Contudo, quem confiaria uma sala de cirurgia a um suicida? A mente me desafiou outra vez maldosa. Passei a mão no rosto para distanciar o passado, mas meus pensamentos voltaram no tempo e a recordação da estante vazia me chateou.
— Onde colocou o retrato de Clara?
— Guardei. — a voz de Klaus quase sumiu. — Tem que seguir adiante, Theo. Desapegar-se das lembranças e das fotos.
— São as lembranças que me mantém vivo! E você diz para eu esquecer? — minha voz alta e frustrada ecoou dentro do carro.
Era provável que Klaus pensasse o contrário, afinal não fora por causa das lembranças associadas ao evento da noite anterior e a bebedeira que cheguei ao fundo do poço? Mas nenhum de nós ousou dizer mais nada.
Fechei a expressão e coloquei as mãos no bolso ao acompanhar os passos de Klaus pelo cimento do estacionamento. Ao entrarmos no elevador de funcionários, pensava algo a dizer para me desculpar. Eu fora grosseiro com meu amigo desde o momento que acordei atado em uma cama no hospital e depois fui transferido à clínica psiquiátrica, era injusto com ele. Klaus fizera muito por mim, fora mais amigo do que eu merecia, mesmo assim eu não conseguia dizer nada. Havia tanta tristeza, mágoa, raiva e vergonha brigando por lugar de destaque em meu coração que nada sobrava para gentilezas.
— Estarei no meu consultório. — meu amigo comunicou, como se tivesse largando seu filho na escola no primeiro dia de aula, quando o elevador abriu no térreo, no andar da emergência. — Não hesite em me procurar por qualquer coisa que seja.
— Não se preocupe, estarei bem. — suspirei ao passar pela porta, virei para meu amigo. — Klaus, obrigado por tudo o que fez por mim — e por salvar minha vida. Completei em silêncio.

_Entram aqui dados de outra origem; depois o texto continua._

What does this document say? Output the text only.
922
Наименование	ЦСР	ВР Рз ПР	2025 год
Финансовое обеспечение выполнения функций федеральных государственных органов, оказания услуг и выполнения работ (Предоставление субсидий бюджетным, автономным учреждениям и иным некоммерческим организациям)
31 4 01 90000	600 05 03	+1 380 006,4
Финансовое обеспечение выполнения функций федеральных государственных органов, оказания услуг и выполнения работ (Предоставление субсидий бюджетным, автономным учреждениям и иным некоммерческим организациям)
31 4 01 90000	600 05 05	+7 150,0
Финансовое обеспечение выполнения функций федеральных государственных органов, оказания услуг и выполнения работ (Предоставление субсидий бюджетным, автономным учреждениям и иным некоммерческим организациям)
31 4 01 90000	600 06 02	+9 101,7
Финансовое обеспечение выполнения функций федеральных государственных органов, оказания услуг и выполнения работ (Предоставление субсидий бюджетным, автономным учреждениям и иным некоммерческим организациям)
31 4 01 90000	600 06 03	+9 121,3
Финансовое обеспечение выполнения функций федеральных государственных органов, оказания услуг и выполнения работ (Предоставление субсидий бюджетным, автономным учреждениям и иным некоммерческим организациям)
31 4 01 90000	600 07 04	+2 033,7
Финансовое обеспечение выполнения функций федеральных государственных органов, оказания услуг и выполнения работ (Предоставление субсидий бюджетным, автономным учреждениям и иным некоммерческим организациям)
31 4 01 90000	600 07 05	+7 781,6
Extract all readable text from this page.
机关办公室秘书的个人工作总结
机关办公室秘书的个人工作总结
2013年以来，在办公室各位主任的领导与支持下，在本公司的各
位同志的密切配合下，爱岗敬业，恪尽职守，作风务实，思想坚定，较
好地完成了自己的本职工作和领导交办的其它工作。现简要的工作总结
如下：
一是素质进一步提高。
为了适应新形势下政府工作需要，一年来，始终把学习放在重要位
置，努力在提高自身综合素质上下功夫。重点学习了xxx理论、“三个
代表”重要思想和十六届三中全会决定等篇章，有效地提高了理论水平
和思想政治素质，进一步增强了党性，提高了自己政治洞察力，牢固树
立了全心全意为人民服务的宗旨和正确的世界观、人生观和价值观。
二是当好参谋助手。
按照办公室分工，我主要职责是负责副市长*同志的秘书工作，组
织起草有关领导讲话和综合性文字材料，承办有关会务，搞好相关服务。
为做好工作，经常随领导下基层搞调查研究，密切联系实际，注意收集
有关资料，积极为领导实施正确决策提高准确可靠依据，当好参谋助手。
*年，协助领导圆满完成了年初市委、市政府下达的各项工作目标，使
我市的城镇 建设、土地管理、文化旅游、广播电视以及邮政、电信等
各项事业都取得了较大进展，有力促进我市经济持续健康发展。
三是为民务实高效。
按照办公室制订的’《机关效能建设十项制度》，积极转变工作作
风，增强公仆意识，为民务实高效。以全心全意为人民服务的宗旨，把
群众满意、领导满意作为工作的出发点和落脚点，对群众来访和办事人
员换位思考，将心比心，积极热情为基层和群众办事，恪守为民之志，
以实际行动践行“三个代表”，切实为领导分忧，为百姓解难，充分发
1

— Amigos são para essas coisas.
A porta do elevador se fechou afastando a última imagem de seu sorriso de Papai Noel, que convencia até as crianças mais medrosas a se deixarem ser picadas por uma injeção. A única criança com a qual meu amigo nunca conseguira tal façanha era seu filho mais velho, Bruno. Fora Clara quem convencera o garoto, no passado, a partir de sua fala mansa, e Klaus a presenteou com bombons em forma de seringas para agradecer. Ela chegara em casa tão orgulhosa me contando seu feito entre risos, como se tivesse curado o câncer de uma criança.
Quando ela se foi, tudo desmoronou. Dei um passo atrás com o pensamento, vacilando em minha coragem em enfrentar o rebaixamento de meu cargo. Suspirei três vezes à frente da porta da emergência-clínica, eu não iria desistir agora, havia prometido a mim mesmo me esforçar para me manter respirando. E ser médico era a única maneira que eu conhecia para fazer isso.
A agitação característica de uma emergência permitiu que eu passasse pelo corredor sem chamar atenção até a sala dos médicos, peguei meu jaleco deixado na porta comprida com meu nome do armário branco que ocupava duas das paredes da sala. Nas outras extremidades ficavam uma pequena mesa com computador e cadeira, três sofás beges e um balcão com a máquina de café em cima, ao lado da porta com destino ao banheiro dos médicos e enfermeiras.
Olhei com desgosto o novo crachá anexado ao jaleco, em baixo de meu nome o "médico cirurgião" havia sido substituído por "médico clínico". Fiquei alguns segundos segurando-o, tentando me acostumar a nova realidade, até finalmente dar um passo para fora daquela sala decidido a assumir as consequências de meus atos.
Eu deixaria os tumultos frequentes da emergência me dominarem e produzirem a adrenalina necessária, da qual eu tiraria minhas forças. Se mantivesse uma rotina repleta de plantões, eu ficaria cansado o suficiente para conseguir boas noites de sono e a vida seguiria seu rumo monótono, sem riscos de tropeços. Esse seria meu objetivo, e assim eu esperava ser possível seguir a diante.